WordPress.org

Make WordPress Core

Opened 16 months ago

Closed 16 months ago

Last modified 16 months ago

#22858 closed defect (bug) (fixed)

wp_update_user() does not check the return of get_userdata() before calling to_array()

Reported by: ryan Owned by: nacin
Milestone: 3.5.1 Priority: normal
Severity: normal Version: 3.5
Component: Users Keywords: has-patch commit
Focuses: Cc:

Description

get_userdata() can return false, resulting in "Call to a member function to_array() on a non-object" when to_array() is called. This is triggered very rarely, but it does happen.

Attachments (2)

user.diff (414 bytes) - added by n7studios 16 months ago.
22858.patch (414 bytes) - added by SergeyBiryukov 16 months ago.
With proper formatting

Download all attachments as: .zip

Change History (17)

comment:1 nacin16 months ago

  • Milestone changed from Future Release to 3.5.1

n7studios16 months ago

comment:2 lukbarros16 months ago

  • Cc lukbarros added

hi.

you can check return

comment:3 follow-up: lukbarros16 months ago

  • Cc lukbarros removed
  • Severity changed from normal to trivial

hi.

you can check return...

You should check your implementation as quoted in attached diff. Close this ticket that it does not proceed, will break several wp deployed when someone atualiazr and have implemented waiting for the return as false on failure.

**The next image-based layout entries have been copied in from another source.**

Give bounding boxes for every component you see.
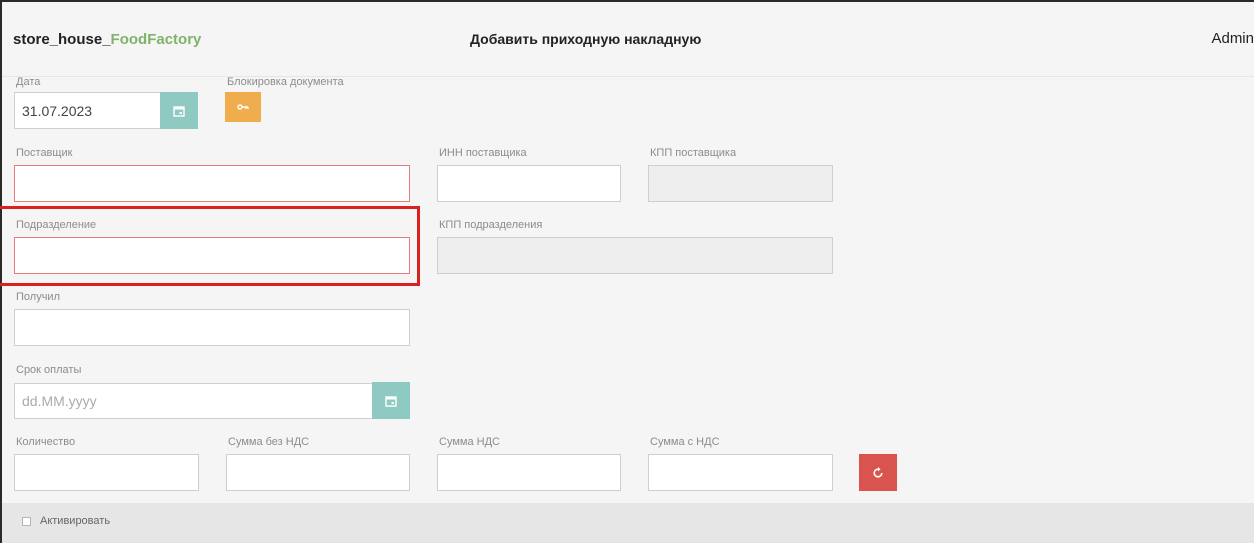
lock-document-button[interactable]	[225, 92, 261, 122]
payment-due-calendar-button[interactable]	[372, 382, 410, 419]
received-by-label: Получил	[16, 291, 60, 303]
brand-logo[interactable]: store_house_FoodFactory	[13, 31, 201, 48]
date-calendar-button[interactable]	[160, 92, 198, 129]
supplier-kpp-input	[648, 165, 833, 202]
sum-with-vat-label: Сумма с НДС	[650, 436, 720, 448]
payment-due-input[interactable]: dd.MM.yyyy	[14, 383, 374, 419]
quantity-label: Количество	[16, 436, 76, 448]
calendar-icon	[385, 395, 397, 407]
sum-with-vat-input[interactable]	[648, 454, 833, 491]
supplier-input[interactable]	[14, 165, 410, 202]
supplier-inn-input[interactable]	[437, 165, 621, 202]
key-icon	[237, 104, 249, 110]
sum-no-vat-label: Сумма без НДС	[228, 436, 310, 448]
user-menu[interactable]: Admin	[1211, 30, 1254, 47]
supplier-kpp-label: КПП поставщика	[650, 147, 737, 159]
supplier-label: Поставщик	[16, 147, 73, 159]
quantity-input[interactable]	[14, 454, 199, 491]
date-label: Дата	[16, 76, 41, 88]
reset-button[interactable]	[859, 454, 897, 491]
division-kpp-label: КПП подразделения	[439, 219, 543, 231]
brand-prefix: store_house_	[13, 31, 111, 48]
received-by-input[interactable]	[14, 309, 410, 346]
vat-sum-input[interactable]	[437, 454, 621, 491]
top-bar: store_house_FoodFactory Добавить приходн…	[2, 2, 1254, 77]
vat-sum-label: Сумма НДС	[439, 436, 500, 448]
sum-no-vat-input[interactable]	[226, 454, 410, 491]
activate-checkbox[interactable]	[22, 517, 31, 526]
activate-label[interactable]: Активировать	[40, 515, 110, 527]
reset-icon	[873, 466, 883, 478]
payment-due-label: Срок оплаты	[16, 364, 82, 376]
supplier-inn-label: ИНН поставщика	[439, 147, 527, 159]
highlight-box	[0, 206, 420, 286]
payment-due-placeholder: dd.MM.yyyy	[22, 393, 97, 409]
activate-bar: Активировать	[2, 503, 1254, 543]
calendar-icon	[173, 105, 185, 117]
date-input[interactable]: 31.07.2023	[14, 92, 162, 129]
division-kpp-input	[437, 237, 833, 274]
page-title: Добавить приходную накладную	[470, 31, 702, 47]
lock-label: Блокировка документа	[227, 76, 344, 88]
brand-highlight: FoodFactory	[110, 31, 202, 48]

comment:4 in reply to: ↑ 3 nacin16 months ago

Replying to lukbarros:

You should check your implementation as quoted in attached diff. Close this ticket that it does not proceed, will break several wp deployed when someone atualiazr and have implemented waiting for the return as false on failure.

Hi lukbarros, I think you're saying that if we use user.diff, it will break plugins that expect a return as false on failure, rather than WP_Error. You have a point, for sure. But in this case, wp_insert_user() can already return WP_Error, and because of that, so can wp_update_user(). Both functions are documented to return a user ID on success and WP_Error on failure, and that's exactly what occurs now.

comment:5 SergeyBiryukov16 months ago

  • Severity changed from trivial to normal

SergeyBiryukov16 months ago

With proper formatting

comment:6 SergeyBiryukov16 months ago

  • Keywords has-patch added

comment:7 lukbarros16 months ago

Hello nacin there really is a point to be noted about the impact of change. Since users have other functions that return and the return of wp_erro should be adopted over time as the standard way to return errors and failures calls the core wp change is needed.

I still wonder what impact those implemented for plugins and routines that may await the return FALSE in case of no existence of the user with the id parameter for passaddo.

Who has the power to decide whether we change or not, giving acceptance to the possible?

comment:8 nacin16 months ago

  • Keywords commit needs-unit-tests added
  • Version set to 3.5

comment:9 georgestephanis16 months ago

+1

We're keeping with the existing documentation that it will return the ID or an error. I support this change, and don't anticipate it will negatively affect many plugins.

That's why plugin authors test using release candidates, riiiight?

comment:10 nacin16 months ago

In 1176/tests:

Test that wp_update_user() does not fatal error when called with a non-existent user ID. It should instead return WP_Error. see #22858.

comment:11 nacin16 months ago

  • Owner set to nacin
  • Resolution set to fixed
  • Status changed from new to closed

In 23210:

Return WP_Error from wp_update_user() on a non-existent user, avoiding a fatal error in the process.

props n7studios, SergeyBiryukov.
fixes #22858 for trunk.
Unit tests: [11776/tests].

comment:12 nacin16 months ago

In 23211:

Return WP_Error from wp_update_user() on a non-existent user, avoiding a fatal error in the process.

Merges [23210] to the 3.5 branch.

props n7studios, SergeyBiryukov.
fixes #22858.

comment:13 nacin16 months ago

  • Keywords needs-unit-tests removed

comment:14 nacin16 months ago

In 23225:

Switch to a string already available in the wordpress.pot, via the XML-RPC server class. The other string is only available in the wordpress-admin.pot.

Prevents any string movements in the 3.5 branch. see #22858.

comment:15 pavelevap16 months ago

But 3.5 branch in GlotPress was influenced? There are 2 similar strings now: "Invalid user ID" and "Invalid user ID."

Note: See TracTickets for help on using tickets.